O artigo de L. Freire-Maia aborda outros problemas sobre ciência "pura" e ciência aplicada, como a controvérsia entre Lissenko e a genética na ex-URSS e suas repercussões na agricultura soviética, a descoberta e a aplicação da penicilina, o desenvolvimento de linhagens brasileiras de café resistentes à ferrugem (doença causada pelo fungo Hemileia vastatrix) no Brasil (por Alcides Carvalho e L.C. Mônaco) e a descoberta de anti-histamínicos específicos para controle da secreção gástrica e tratamento da úlcera duodenal. O autor do artigo acha que não se devem pôr de lado os programas urgentes para a solução de problemas tais como a desnutrição, a es-quistossomose, a doença de Chagas, o desenvolvimento de formas alternativas de energia (por exemplo, o álcool), em países tais como o Brasil, mas que não se pode esquecer "que o progresso de um país, a longo prazo, depende fundamentalmente da ciência pura, alicerçada na criatividade".

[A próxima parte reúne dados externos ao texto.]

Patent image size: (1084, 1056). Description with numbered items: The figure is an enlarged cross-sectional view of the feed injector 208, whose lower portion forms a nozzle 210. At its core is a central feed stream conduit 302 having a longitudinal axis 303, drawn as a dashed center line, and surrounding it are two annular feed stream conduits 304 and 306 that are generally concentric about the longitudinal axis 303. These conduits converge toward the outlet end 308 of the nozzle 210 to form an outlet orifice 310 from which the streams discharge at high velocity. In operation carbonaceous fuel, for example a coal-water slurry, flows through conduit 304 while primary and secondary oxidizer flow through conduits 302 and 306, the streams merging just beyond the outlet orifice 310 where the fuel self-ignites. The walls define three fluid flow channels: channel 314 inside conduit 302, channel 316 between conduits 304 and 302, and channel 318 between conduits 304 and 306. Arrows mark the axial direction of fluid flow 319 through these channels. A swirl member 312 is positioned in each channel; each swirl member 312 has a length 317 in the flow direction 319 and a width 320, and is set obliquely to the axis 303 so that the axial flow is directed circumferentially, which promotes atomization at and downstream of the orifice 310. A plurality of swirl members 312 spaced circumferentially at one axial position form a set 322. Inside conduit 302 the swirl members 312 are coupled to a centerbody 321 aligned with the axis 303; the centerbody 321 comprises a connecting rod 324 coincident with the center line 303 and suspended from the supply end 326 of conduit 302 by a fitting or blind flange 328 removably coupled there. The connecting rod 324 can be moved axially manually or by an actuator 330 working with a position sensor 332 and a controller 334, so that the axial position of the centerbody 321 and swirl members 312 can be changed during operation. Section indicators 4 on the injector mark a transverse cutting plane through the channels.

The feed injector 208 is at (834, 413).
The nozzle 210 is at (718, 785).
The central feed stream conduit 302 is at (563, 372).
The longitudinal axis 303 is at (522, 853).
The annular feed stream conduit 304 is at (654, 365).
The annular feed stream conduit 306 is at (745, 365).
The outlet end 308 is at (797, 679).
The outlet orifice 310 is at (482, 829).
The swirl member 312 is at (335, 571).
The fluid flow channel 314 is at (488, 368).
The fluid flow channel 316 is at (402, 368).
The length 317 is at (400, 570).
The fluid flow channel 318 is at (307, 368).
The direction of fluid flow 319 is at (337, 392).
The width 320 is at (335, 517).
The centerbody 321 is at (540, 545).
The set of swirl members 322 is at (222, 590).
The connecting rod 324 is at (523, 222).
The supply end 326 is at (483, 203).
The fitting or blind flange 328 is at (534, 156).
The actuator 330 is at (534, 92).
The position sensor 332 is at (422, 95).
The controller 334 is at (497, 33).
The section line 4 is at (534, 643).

A genética é a ciência que estuda a variação e a hereditariedade, isto é, procura descobrir a origem da multiplicidade de formas dentro de uma mesma espécie e o modo pelo qual se herdam as várias características. As bases dessa ciência foram lançadas em 1865, por um frade agostiniano - o genial abade Gregor Mendel (1822-1884) -, na base de cruzamentos entre variedades de ervilhas. Por mais incrível que possa parecer, as pesquisas do grande frade constituem, atualmente, a base da genética médica (que estuda a herança dos distúrbios hereditários), da eugenia (que procura meios de diminuir a frequência de anomalias genéticas nas populações humanas), da agricultura (que luta por criar novas e melhores variedades de plantas úteis ao homem) e da zootecnia (cuja principal finalidade é a obtenção de raças de animais dotados de maior serventia). Ora, como se vê, de trabalhos aparentemente inúteis, surgiu, mais uma vez, uma vasta messe de realizações dotadas de incalculável importância.

O grande geneticista americano Hermann Joseph Muller (1890-1967) (Prêmio Nobel em 1946), publicou, em 1927, os resultados de suas pesquisas de vários anos: havia descoberto que a ação dos raios X sobre pequenas moscas chamadas drosófilas provocava, em seus descendentes, um aumento da frequência de mutações. Essa descoberta fundamental não tinha aplicações práticas e poderia ser tachada, por algum observador desavisado, como destituída de valor para a humanidade. Baseados, porém, nessa descoberta, outros cientistas fizeram, mais tarde, agir os raios X sobre o cogumelo que produz a penicilina e, de sua descendência, obtiveram linhagens que produziam mais penicilina do que as linhagens naturais conhecidas. Uma descoberta aparentemente sem importância veio produzir, pois, mais tarde, um fato de alta significação prática para a humanidade. Não se esqueça, no entanto, que, desde o início, a descoberta de Muller ampliava o espectro da ação biológica das radiações ionizantes, desta forma revelando o maior perigo de seu uso indiscriminado.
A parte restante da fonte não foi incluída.